No Actual Harm Needed to Sue Under BIPA: Illinois Supreme Court Finds Statutory Violation Sufficient
On January 25, 2019, with courts split over what it means to be "aggrieved" under the law, the Illinois Supreme Court resolved the issue in Rosenbach v. Six Flags Entertainment Corp., No. 2019 IL 123186. Plaintiff had filed a putative class action against Six Flags alleging that Six Flags violated BIPA's requirements when the amusement park took her son's thumbprint as part of his purchase of a season pass to the theme park. According to the allegations, neither the plaintiff nor her son were informed of the specific purpose and length of term for which his fingerprint had been collected. Moreover, neither of them signed any written release regarding the taking of the fingerprint, and neither of them consented to the collection or use of that biometric data.
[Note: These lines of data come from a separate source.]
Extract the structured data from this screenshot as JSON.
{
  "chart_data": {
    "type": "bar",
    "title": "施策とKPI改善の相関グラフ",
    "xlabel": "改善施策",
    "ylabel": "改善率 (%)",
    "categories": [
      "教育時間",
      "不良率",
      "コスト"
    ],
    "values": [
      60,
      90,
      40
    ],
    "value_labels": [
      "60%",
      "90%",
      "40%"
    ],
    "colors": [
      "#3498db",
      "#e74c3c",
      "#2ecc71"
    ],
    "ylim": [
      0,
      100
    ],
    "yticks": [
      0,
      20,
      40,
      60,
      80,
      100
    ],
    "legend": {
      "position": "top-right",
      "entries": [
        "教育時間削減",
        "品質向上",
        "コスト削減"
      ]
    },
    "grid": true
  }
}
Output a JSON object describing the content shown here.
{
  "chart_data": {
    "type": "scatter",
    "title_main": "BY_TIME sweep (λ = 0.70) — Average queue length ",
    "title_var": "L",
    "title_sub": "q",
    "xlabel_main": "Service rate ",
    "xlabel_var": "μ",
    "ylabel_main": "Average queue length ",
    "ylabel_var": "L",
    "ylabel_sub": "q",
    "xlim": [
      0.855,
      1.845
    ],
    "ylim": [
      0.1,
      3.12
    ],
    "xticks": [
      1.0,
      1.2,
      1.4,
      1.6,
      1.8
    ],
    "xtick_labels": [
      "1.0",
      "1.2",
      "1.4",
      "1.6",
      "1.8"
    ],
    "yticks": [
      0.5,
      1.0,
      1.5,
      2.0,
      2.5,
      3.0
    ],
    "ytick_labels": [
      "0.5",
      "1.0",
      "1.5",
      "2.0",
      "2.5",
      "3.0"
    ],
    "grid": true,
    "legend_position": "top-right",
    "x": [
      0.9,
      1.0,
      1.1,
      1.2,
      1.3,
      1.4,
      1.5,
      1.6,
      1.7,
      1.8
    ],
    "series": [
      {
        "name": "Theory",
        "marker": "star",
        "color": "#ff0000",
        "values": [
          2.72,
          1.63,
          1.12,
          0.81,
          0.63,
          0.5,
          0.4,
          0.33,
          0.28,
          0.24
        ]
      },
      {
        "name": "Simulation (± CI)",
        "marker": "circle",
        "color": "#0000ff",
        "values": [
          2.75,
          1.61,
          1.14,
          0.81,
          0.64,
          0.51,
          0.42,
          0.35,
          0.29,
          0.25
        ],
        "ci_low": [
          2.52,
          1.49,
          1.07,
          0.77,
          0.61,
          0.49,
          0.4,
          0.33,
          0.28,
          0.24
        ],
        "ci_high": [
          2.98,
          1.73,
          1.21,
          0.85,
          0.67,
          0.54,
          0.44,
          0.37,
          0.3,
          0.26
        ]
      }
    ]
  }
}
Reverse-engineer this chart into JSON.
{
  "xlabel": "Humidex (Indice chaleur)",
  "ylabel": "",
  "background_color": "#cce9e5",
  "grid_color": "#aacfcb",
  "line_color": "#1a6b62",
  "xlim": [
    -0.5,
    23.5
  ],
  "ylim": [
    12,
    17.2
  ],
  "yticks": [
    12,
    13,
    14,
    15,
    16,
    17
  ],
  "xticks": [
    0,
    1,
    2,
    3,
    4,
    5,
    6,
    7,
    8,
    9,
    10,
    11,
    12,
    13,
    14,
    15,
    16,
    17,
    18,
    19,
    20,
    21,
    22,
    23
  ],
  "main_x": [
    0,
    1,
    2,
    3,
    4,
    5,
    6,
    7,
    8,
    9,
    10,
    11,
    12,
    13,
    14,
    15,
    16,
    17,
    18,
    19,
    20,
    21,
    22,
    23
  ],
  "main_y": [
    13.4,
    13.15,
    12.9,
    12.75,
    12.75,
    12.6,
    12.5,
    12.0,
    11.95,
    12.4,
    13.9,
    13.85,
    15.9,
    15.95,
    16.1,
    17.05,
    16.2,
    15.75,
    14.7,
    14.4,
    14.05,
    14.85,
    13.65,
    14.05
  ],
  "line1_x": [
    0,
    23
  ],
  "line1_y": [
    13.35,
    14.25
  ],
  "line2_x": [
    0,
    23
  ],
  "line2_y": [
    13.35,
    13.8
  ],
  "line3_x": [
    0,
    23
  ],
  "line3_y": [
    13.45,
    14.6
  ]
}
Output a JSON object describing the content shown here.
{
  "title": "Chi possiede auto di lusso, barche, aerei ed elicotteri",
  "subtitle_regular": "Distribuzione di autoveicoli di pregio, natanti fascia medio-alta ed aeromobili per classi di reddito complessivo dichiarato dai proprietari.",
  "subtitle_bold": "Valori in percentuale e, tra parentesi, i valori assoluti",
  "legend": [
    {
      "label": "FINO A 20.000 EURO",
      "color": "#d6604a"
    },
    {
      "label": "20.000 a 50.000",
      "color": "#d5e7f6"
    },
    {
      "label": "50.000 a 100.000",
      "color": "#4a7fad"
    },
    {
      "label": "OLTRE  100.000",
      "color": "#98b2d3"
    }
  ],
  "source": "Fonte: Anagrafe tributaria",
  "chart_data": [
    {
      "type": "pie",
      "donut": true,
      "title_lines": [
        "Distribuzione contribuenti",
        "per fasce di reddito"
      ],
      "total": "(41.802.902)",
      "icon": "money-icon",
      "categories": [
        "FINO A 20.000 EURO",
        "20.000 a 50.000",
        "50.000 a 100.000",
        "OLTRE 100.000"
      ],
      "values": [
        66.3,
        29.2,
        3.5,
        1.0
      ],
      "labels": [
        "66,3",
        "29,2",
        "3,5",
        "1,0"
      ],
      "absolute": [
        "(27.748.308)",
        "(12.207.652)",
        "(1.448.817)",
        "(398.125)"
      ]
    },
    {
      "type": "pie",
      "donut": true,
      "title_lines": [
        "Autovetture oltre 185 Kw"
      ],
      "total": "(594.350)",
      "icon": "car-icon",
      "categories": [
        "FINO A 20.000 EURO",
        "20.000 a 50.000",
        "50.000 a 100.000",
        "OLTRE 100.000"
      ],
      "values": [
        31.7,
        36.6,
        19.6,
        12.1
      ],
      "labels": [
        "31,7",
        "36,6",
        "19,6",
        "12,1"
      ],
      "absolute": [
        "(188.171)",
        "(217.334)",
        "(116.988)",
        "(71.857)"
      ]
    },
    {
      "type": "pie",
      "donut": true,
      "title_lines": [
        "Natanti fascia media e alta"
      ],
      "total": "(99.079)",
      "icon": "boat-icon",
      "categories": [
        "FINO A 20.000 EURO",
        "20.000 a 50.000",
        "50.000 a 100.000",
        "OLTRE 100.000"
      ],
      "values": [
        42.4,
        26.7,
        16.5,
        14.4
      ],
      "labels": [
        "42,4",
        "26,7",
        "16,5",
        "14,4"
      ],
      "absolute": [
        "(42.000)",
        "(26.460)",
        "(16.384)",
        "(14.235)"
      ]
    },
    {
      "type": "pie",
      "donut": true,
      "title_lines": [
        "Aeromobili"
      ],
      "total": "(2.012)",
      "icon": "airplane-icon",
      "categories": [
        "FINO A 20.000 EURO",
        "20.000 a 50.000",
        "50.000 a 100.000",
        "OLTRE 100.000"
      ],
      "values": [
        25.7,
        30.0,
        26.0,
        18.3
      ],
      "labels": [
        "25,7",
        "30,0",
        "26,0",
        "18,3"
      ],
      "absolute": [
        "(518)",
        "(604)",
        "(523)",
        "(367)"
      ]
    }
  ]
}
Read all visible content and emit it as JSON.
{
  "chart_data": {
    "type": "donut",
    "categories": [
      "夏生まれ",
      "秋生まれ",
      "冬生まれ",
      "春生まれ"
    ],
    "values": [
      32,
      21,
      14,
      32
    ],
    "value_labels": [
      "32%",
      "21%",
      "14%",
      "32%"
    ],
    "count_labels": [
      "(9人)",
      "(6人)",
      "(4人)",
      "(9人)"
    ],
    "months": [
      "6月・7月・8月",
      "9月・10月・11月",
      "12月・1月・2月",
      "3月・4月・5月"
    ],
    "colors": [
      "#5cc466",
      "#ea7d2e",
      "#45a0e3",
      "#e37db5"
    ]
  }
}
Plaintiff sought monetary damages and injunctive relief under the Act but did not allege that her son suffered any actual harm.
The Illinois Supreme Court held that an individual need not allege an actual injury or adverse effect, beyond violation of his or her rights under the Act, in order to qualify as an "aggrieved" person and be entitled to seek liquidated damages and injunctive relief pursuant to the Act. In so finding, the Court reasoned that "[i]t is clear that the legislature intended for this provision to have substantial force" and that "[w]hatever expenses a business might incur to meet the law's requirements are likely to be insignificant compared to the substantial and irreversible harm that could result if biometric identifiers and information are not properly safeguarded." Moreover, the Court concluded that it would be "completely antithetical to the Act's preventative and deterrent purposes" to require a showing of some compensable injury beyond violation of statutory rights.
In light of the Illinois Supreme Court's ruling, even technical violations of the Act resulting in no actual injury may lead to significant liability for companies. At a minimum, the ruling is likely to cause additional BIPA litigation to be filed. Further, other states may pass biometric legislation with private rights of action. Accordingly, companies will be wise to anticipate potential exposure and, therefore, take the following steps:
- Evaluate the extent to which they collect biometric data from their employees and/or customers;
- If those companies collect such data, develop written policies governing the collection, storage, use, and disposal or destruction of that data; and
- Obtain informed, written consent from their employees and customers.